Currently I use BSM; however, live performance is poor in extracting implied volatility from NBBO of option spreads as I use a naive approach to iterate and converge on the IV. I assume that's what people use CUDA and GPU for to calculate the greeks and pricing of the whole US option chain series in realtime.
I'm curious if using CUDA or GPU rented from aws would make performance faster, in a) extracting IV from market ticks, b) figuring out break-even and hedging/adjustment points in different complex option spreads, c) calculating expected payoff in term's of Kelly's for a spread or potential adjustment.
Gl with your endeavor.
I don't work in finance anymore, but Heston is not a pricing method per say. In the linked article, the OP assumes that the price of a bitcoin follows a lognormal distribution (i.e: dS_t = mudt + sigmadW_t), while Heston assumes a different diffusion process (dS_t = mudt + digma_tdW_t, and d(sigma_t) = kappa(thau - sigma_t)dt+ zetasqrt(sigma_t) dW'_t) .

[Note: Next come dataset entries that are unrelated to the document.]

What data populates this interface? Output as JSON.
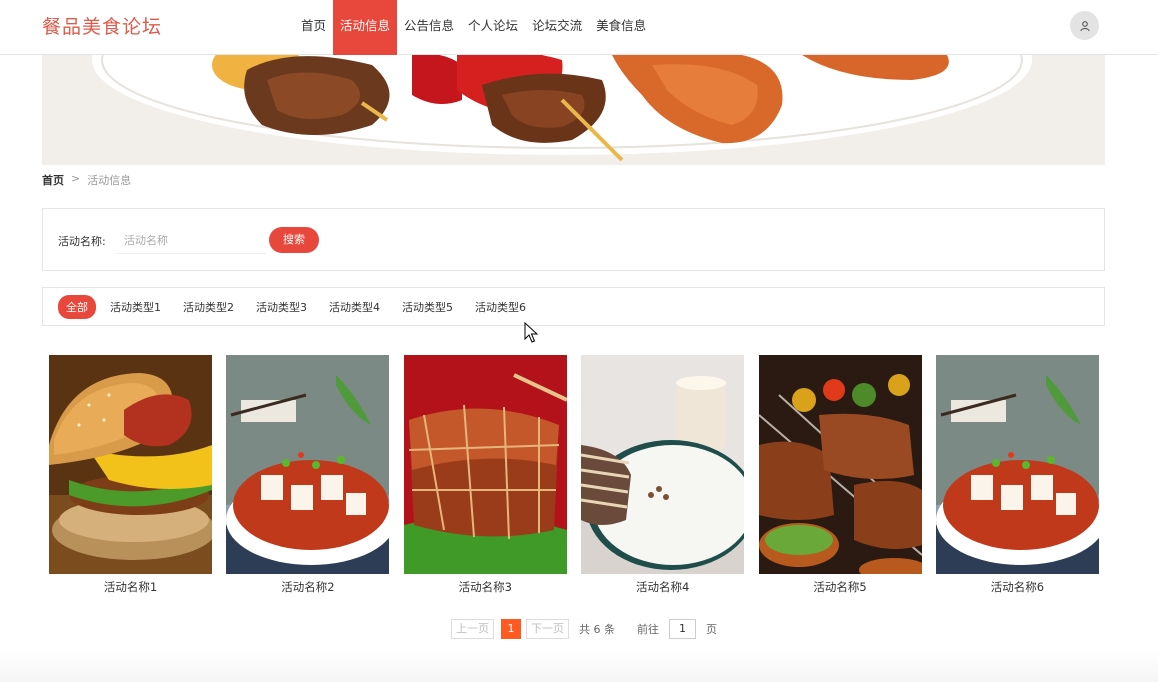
{
  "header": {
    "logo": "餐品美食论坛",
    "nav": [
      {
        "label": "首页",
        "active": false
      },
      {
        "label": "活动信息",
        "active": true
      },
      {
        "label": "公告信息",
        "active": false
      },
      {
        "label": "个人论坛",
        "active": false
      },
      {
        "label": "论坛交流",
        "active": false
      },
      {
        "label": "美食信息",
        "active": false
      }
    ],
    "avatar_icon": "user-icon"
  },
  "breadcrumb": {
    "home": "首页",
    "separator": ">",
    "current": "活动信息"
  },
  "search": {
    "label": "活动名称:",
    "placeholder": "活动名称",
    "value": "",
    "button": "搜索"
  },
  "categories": [
    {
      "label": "全部",
      "active": true
    },
    {
      "label": "活动类型1",
      "active": false
    },
    {
      "label": "活动类型2",
      "active": false
    },
    {
      "label": "活动类型3",
      "active": false
    },
    {
      "label": "活动类型4",
      "active": false
    },
    {
      "label": "活动类型5",
      "active": false
    },
    {
      "label": "活动类型6",
      "active": false
    }
  ],
  "activities": [
    {
      "name": "活动名称1"
    },
    {
      "name": "活动名称2"
    },
    {
      "name": "活动名称3"
    },
    {
      "name": "活动名称4"
    },
    {
      "name": "活动名称5"
    },
    {
      "name": "活动名称6"
    }
  ],
  "pagination": {
    "prev": "上一页",
    "current": "1",
    "next": "下一页",
    "total": "共 6 条",
    "goto_label": "前往",
    "goto_value": "1",
    "page_suffix": "页"
  },
  "colors": {
    "accent": "#e8473b",
    "logo": "#e05a4a",
    "page_active": "#ff5a1f"
  }
}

I would say that Monte Carlo is in general slower and less accurate than the other methods you mentionned, but more flexible in the sense that it allows more complicated diffusion models or payoffs (e.g: option on the max or min of a basket of underlyings).

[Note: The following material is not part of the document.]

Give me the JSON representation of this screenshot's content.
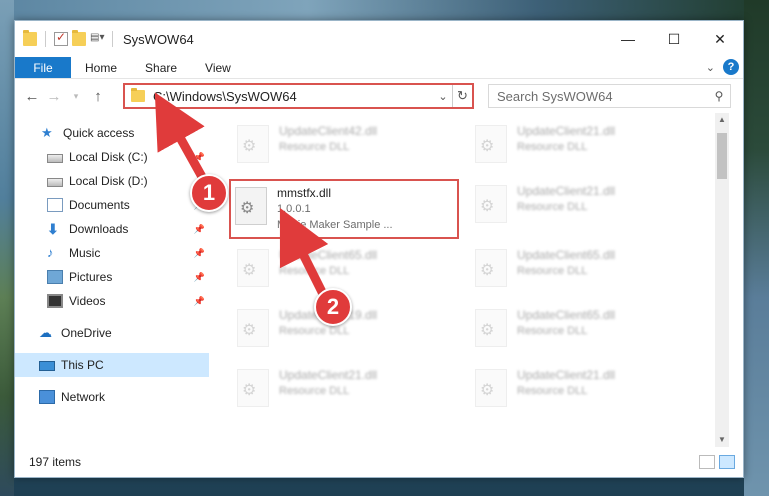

If you can give me links or pseudo code for these algorithms, I can look it up (may be even make a simple example and put it on our github page!).

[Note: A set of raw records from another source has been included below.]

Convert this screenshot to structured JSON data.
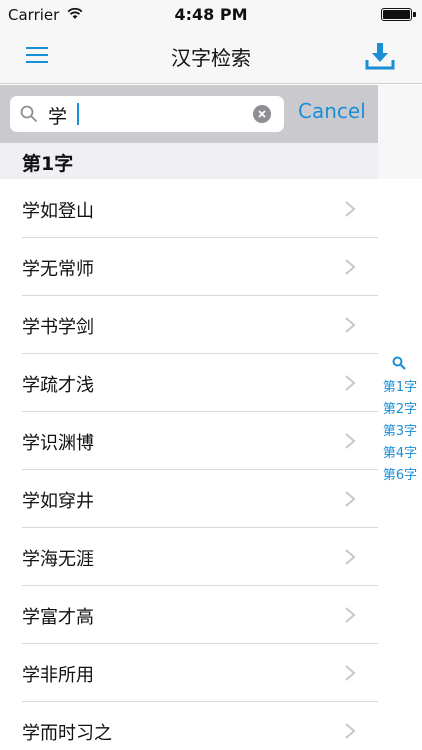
{
  "status_bar": {
    "carrier": "Carrier",
    "time": "4:48 PM"
  },
  "nav": {
    "title": "汉字检索"
  },
  "search": {
    "query": "学",
    "cancel_label": "Cancel"
  },
  "section": {
    "title": "第1字"
  },
  "list": {
    "items": [
      "学如登山",
      "学无常师",
      "学书学剑",
      "学疏才浅",
      "学识渊博",
      "学如穿井",
      "学海无涯",
      "学富才高",
      "学非所用",
      "学而时习之"
    ]
  },
  "index": {
    "items": [
      "第1字",
      "第2字",
      "第3字",
      "第4字",
      "第6字"
    ]
  },
  "colors": {
    "accent": "#1a8fd6",
    "search_bar_bg": "#c9c9ce",
    "section_bg": "#efeff4"
  }
}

There were some useful discussions on HN at https://news.ycombinator.com/item?id=7383121
Thus Julia can be seen as a tool that leverages Pandas, not as a rival. In fact, most Python libraries are very easy to wrap in Julia because of the PyCall package (https://github.com/stevengj/PyCall.jl).
Does either Python or Julia have an IDE as good as RStudio? Where it's really easy to write code and get visualizations side by side?
I'd recommend Python as it has a lot of feature parity with R these days (especially with the Pandas library for fast dataframe operations).
I still fire up R/RStudio with ggplot2 for more complicated plots though...
Haven't used it long enough to form an opinion on it but check it out, I think it's what you're looking for
$ time pypy testcode.py
$ time python testcode.py
$ time python testcode_vectorized.py
are finite-element models or some other approximation of the probability distribution used in practice as an alternative to simulation when closed-form solutions are not available?
To be honest, if Julia wanted to really captivate an audience it would need to come out with a package or library which did something needed by the community in a way that Python didn't. Then you could conceivably see larger adoption rates.
Also, if history is any guide, the "new" and the "hot" tend not to beat an incumbent just because they're new and hot. Having the most room to improve is not a blessing. You have to improve at a rate that is faster and greater than the incumbent can improve. And if they can't improve at a faster rate, libraries and ecosystems win by offering something compelling that is either hard or impossible to replicate in the incumbent.
I don't really like to look at it so competitively, however. Open source is notoriously not a zero-sum game – everyone wins when there are more good options, whether they are in Python or Julia.
I take it the point is that Julia is generally faster without the optimization step, but the article seemed so heavily focused on this particular problem that I have to question whether it matters in this case.
In a high frequency trading situation, if you can estimate a "correct" price faster than your competitor can, then you get to make the trade, and they don't. Doesn't get much more performance sensitive than that.